So the first day report…

So the first day report ended up in the comments to another entry -- blame Lori. :-) Yesterday was finishing up my online class from this summer. I think I'd be willing to do it again, but a) for a shorter period of time, as it's hard to sustain interest for that long, and b) with requiring them to get Steering the Craft, so we can all do exercises together, to help keep the class present in their minds and lives. I think if it's four concentrated weeks instead of eight, it will actually work better. I don't want to do anything crazy during the semester, but I think over the holidays I'll try this again. So if interested, keep that in mind -- it'll run 12/7 - 1/3, I think. I'll send out a registration notice about a month beforehand. I'm also tentatively planning to do an intensive writing weekend workshop this fall in Chicago at some point, probably in Oct/Nov. If you're interested and have a preference for weekend, now would be a good time to let me know.

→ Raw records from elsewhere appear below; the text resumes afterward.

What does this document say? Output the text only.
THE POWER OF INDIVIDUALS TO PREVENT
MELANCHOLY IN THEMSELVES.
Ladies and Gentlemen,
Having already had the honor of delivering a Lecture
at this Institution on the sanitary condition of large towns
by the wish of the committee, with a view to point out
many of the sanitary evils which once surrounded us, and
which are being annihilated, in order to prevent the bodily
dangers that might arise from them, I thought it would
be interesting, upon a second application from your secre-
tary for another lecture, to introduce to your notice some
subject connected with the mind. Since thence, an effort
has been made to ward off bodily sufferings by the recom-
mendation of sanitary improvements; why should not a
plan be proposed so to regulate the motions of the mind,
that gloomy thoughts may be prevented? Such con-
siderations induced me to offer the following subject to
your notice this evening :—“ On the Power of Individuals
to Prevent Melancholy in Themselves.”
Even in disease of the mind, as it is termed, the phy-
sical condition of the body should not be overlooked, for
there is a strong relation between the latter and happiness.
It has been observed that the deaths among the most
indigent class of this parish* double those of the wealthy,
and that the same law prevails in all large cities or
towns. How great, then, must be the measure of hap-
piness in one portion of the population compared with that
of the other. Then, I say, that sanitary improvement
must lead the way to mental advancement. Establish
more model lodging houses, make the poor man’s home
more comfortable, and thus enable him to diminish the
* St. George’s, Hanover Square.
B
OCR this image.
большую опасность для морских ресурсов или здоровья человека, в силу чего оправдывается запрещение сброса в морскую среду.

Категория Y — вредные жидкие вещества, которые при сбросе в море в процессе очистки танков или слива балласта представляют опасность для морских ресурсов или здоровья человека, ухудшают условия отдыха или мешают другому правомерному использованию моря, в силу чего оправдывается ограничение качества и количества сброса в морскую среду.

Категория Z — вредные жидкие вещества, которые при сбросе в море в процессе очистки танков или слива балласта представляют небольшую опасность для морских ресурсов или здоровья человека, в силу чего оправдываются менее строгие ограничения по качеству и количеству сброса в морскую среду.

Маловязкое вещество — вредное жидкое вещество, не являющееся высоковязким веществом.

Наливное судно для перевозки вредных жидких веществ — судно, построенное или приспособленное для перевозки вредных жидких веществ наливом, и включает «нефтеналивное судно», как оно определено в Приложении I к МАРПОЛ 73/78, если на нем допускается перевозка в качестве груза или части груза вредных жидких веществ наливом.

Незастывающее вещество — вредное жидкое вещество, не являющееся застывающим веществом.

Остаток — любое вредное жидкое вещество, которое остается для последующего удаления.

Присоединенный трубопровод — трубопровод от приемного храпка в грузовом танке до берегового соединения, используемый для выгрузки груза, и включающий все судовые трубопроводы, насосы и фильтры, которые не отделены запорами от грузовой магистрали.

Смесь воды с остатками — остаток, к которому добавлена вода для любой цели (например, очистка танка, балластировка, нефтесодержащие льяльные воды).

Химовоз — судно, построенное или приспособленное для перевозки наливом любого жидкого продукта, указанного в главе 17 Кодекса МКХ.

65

The rest of yesterday was dealing with paperwork and e-mail, signing up for benefits and the like. (I have benefits with this new job, yay! The American health insurance system sucks, boo!) In the evening I went into campus to attend a meeting of The Packingtown Review -- the new magazine of arts and scholarship at the University of Illinois. They'll be launching their first issue at AWP in March, and I'm going to try to be pretty involved in the magazine, as time permits. So if you're a writer, please consider submitting. No pay, of course, but the chance to be part of a brand new magazine. The website says that the deadline for the first issue was 8/1, but they're actually always open to submissions it turns out, so if you send in now, your work will be considered for the second issue. (Also, I happen to know that they haven't finalized the line-up for the first issue yet, so your piece might well go in there instead if they particularly like it.) Submit!! No e-mail subs, I'm afraid -- I'll work on them, but to be fair, given the way submissions are handled at university literary magazines (and by how many people), it's probably safer for you to send in print subs anyway.

Also, they're trying to raise funds towards print publication, and to that purpose, are having a raffle. Only it's not a raffle, it's a drawing, for complicated legal reasons. There are a lot of cool prizes, mostly in Chicago, unfortunately, but if you'd like to either buy raffle tickets ($5 each, or a book of 5 for $20) or just donate to support the magazine, please let me know. I love seeing new literary magazines start up -- may a forest of magazines flower! (Yes, mixed metaphor, I know.)

Today -- bike to campus (wish me luck), lit class (poem "Warning" and intro to Benedict Anderson's Imagined Communities, fix airport on computer and/or get ethernet adapter, workshop (Le Guin and reading "A Jury of Her Peers"), bike home. 3-5 p.m., work on DesiLit stuff.

And because yesterday wasn't enough, more cute Kavi photos:

She LOVES outside. If you let her out on the balcony, she'll happily just hang out there for a very long time -- sitting on the ledge and hanging out to the rails, toddling up and down the length of it. It's too cute.